7. An electronic disconnect device according to claim 1, wherein, It also includes the sliding sleeve assembly (3); The shift fork assembly (2) is connected to the drive shaft assembly (4) via the sliding sleeve assembly (3) and is used to control the drive shaft assembly (4) to disconnect or engage by driving the sliding sleeve body (303) of the sliding sleeve assembly (3) to move.

8. An electronic disconnect device according to claim 7, wherein, The drive shaft assembly (4) includes a motor drive shaft (401) and a wheel end half shaft (402). A first c-radial bearing (403) is installed on the wheel end half shaft (402). The outer ring of the first c radial bearing (403) is fixed to the housing assembly (5), while its inner ring is fixed to the bearing mating surface of the wheel end half shaft (402); A second radial bearing (404) is mounted on the motor drive shaft (401). The outer ring of the second c radial bearing (404) is fixed to the housing assembly (5), while its inner ring is fixed to the bearing mating surface of the motor drive shaft (401). The motor drive shaft (401) and the wheel end half shaft (402) are further radially fixed and axially limited by a third c radial bearing (407); The inner ring of the third c radial bearing (407) is fixed to the drive shaft, while its outer ring is fixed to the wheel end half shaft (402). The sliding sleeve assembly (3) includes a sliding sleeve body (303), a first b retaining ring (301), and a second b retaining ring (302). One end of the sliding sleeve body (303) moves axially on the wheel end half shaft (402) via a spline, while the other end moves axially on the motor drive shaft (401) via a spline. The first b retaining ring (301) is fitted into the first b retaining groove (4021) on the wheel end half shaft (402) to restrict the axial movement of one end of the sliding sleeve body (303); The second b retaining ring (302) is fitted into the second b retaining groove (4011) on the motor drive shaft (401) to restrict the axial movement of the other end of the sliding sleeve body (303).
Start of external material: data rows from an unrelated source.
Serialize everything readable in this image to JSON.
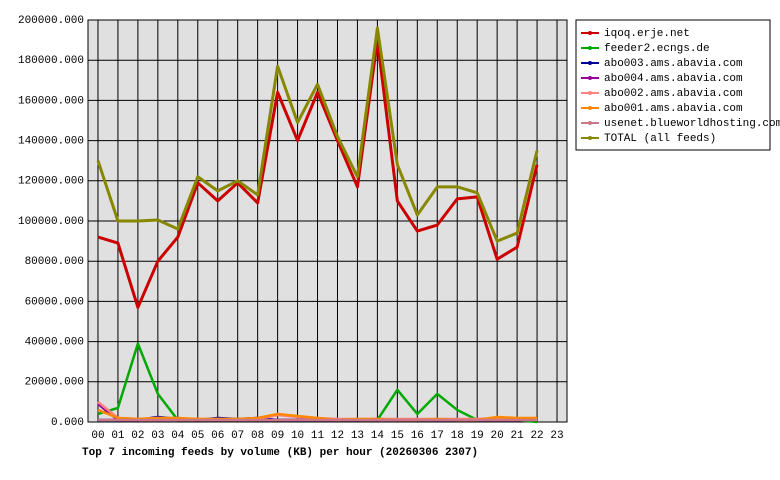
{
  "chart_data": {
    "type": "line",
    "title": "Top 7 incoming feeds by volume (KB) per hour (20260306 2307)",
    "categories": [
      "00",
      "01",
      "02",
      "03",
      "04",
      "05",
      "06",
      "07",
      "08",
      "09",
      "10",
      "11",
      "12",
      "13",
      "14",
      "15",
      "16",
      "17",
      "18",
      "19",
      "20",
      "21",
      "22",
      "23"
    ],
    "ylim": [
      0,
      200000
    ],
    "yticks": [
      {
        "value": 0,
        "label": "0.000"
      },
      {
        "value": 20000,
        "label": "20000.000"
      },
      {
        "value": 40000,
        "label": "40000.000"
      },
      {
        "value": 60000,
        "label": "60000.000"
      },
      {
        "value": 80000,
        "label": "80000.000"
      },
      {
        "value": 100000,
        "label": "100000.000"
      },
      {
        "value": 120000,
        "label": "120000.000"
      },
      {
        "value": 140000,
        "label": "140000.000"
      },
      {
        "value": 160000,
        "label": "160000.000"
      },
      {
        "value": 180000,
        "label": "180000.000"
      },
      {
        "value": 200000,
        "label": "200000.000"
      }
    ],
    "grid": true,
    "legend": "right",
    "series": [
      {
        "name": "iqoq.erje.net",
        "color": "#cc0000",
        "values": [
          92000,
          89000,
          57000,
          80000,
          92000,
          119000,
          110000,
          119000,
          109000,
          164000,
          140000,
          164000,
          140000,
          117000,
          190000,
          110000,
          95000,
          98000,
          111000,
          112000,
          81000,
          87000,
          128000,
          null
        ]
      },
      {
        "name": "feeder2.ecngs.de",
        "color": "#00aa00",
        "values": [
          4000,
          7000,
          39000,
          14000,
          1000,
          1000,
          1000,
          1000,
          1000,
          1000,
          1000,
          1000,
          1000,
          1000,
          1000,
          16000,
          4000,
          14000,
          6000,
          1000,
          1000,
          1000,
          0,
          null
        ]
      },
      {
        "name": "abo003.ams.abavia.com",
        "color": "#000099",
        "values": [
          1000,
          1000,
          1000,
          2500,
          1500,
          1000,
          2000,
          1500,
          2000,
          1000,
          1000,
          1000,
          1000,
          1000,
          1500,
          1000,
          1000,
          1000,
          1000,
          1000,
          1000,
          1000,
          1000,
          null
        ]
      },
      {
        "name": "abo004.ams.abavia.com",
        "color": "#990099",
        "values": [
          9000,
          1000,
          1000,
          1000,
          1000,
          1000,
          1000,
          1000,
          1000,
          1000,
          1000,
          1000,
          1000,
          1000,
          1000,
          1000,
          1000,
          1000,
          1000,
          1000,
          1000,
          1000,
          1000,
          null
        ]
      },
      {
        "name": "abo002.ams.abavia.com",
        "color": "#ff8080",
        "values": [
          10000,
          2000,
          1500,
          2000,
          1500,
          1500,
          1500,
          1500,
          1500,
          3500,
          2500,
          2000,
          1500,
          1500,
          1500,
          1500,
          1500,
          1500,
          1500,
          1500,
          2000,
          1500,
          1500,
          null
        ]
      },
      {
        "name": "abo001.ams.abavia.com",
        "color": "#ff8800",
        "values": [
          6000,
          2000,
          1500,
          2000,
          2000,
          1500,
          1500,
          1500,
          2000,
          4000,
          3000,
          2000,
          1000,
          1500,
          1500,
          1000,
          1000,
          1500,
          1000,
          1000,
          2500,
          2000,
          2000,
          null
        ]
      },
      {
        "name": "usenet.blueworldhosting.com",
        "color": "#cc7788",
        "values": [
          1000,
          1000,
          1000,
          1000,
          1000,
          1000,
          1000,
          1000,
          1000,
          1000,
          1000,
          1000,
          1000,
          1000,
          1000,
          1000,
          1000,
          1000,
          1000,
          1000,
          1000,
          1000,
          1000,
          null
        ]
      },
      {
        "name": "TOTAL (all feeds)",
        "color": "#888800",
        "values": [
          130000,
          100000,
          100000,
          100500,
          96000,
          122000,
          115000,
          120000,
          113000,
          177000,
          149000,
          168000,
          142000,
          122000,
          196000,
          128000,
          103000,
          117000,
          117000,
          114000,
          90000,
          94000,
          135000,
          null
        ]
      }
    ]
  }
}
9. An electronic disconnect device according to claim 8, wherein, The drive shaft assembly (4) also includes a first oil seal (405), a second oil seal (406), and a bushing (408) body; The outer ring of the first oil seal (405) is fixed to the bearing hole of the housing assembly (5), while its inner ring is fixed to the oil seal mating surface of the wheel end half shaft (402). The outer ring of the second oil seal (406) is fixed to the bearing hole of the housing assembly (5), while its inner ring is fixed to the oil seal mating surface of the motor drive shaft (401). The bushing (408) body is connected to the wheel end half shaft (402) and is axially limited by the bushing (408) groove of the housing assembly (5).
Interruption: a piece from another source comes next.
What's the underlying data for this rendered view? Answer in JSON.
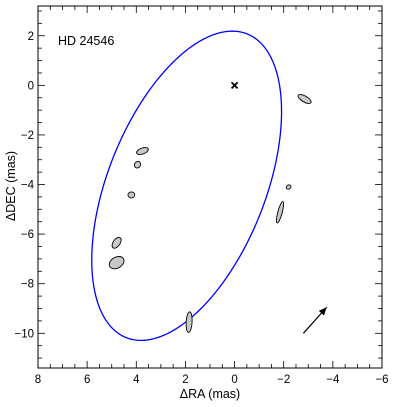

10. An electronic disconnect device according to claim 1, wherein, The housing assembly (5) includes a housing (501), a cover plate (502), and an oil pipe joint (503); One end of the housing (501) is detachably connected to the cover plate (502); The other end of the housing (501) is detachably connected to the drive assembly (1); One end of the oil pipe connector (503) is interference-fitted with the connector hole on the housing (501), and the other end is connected to the lubricant output end.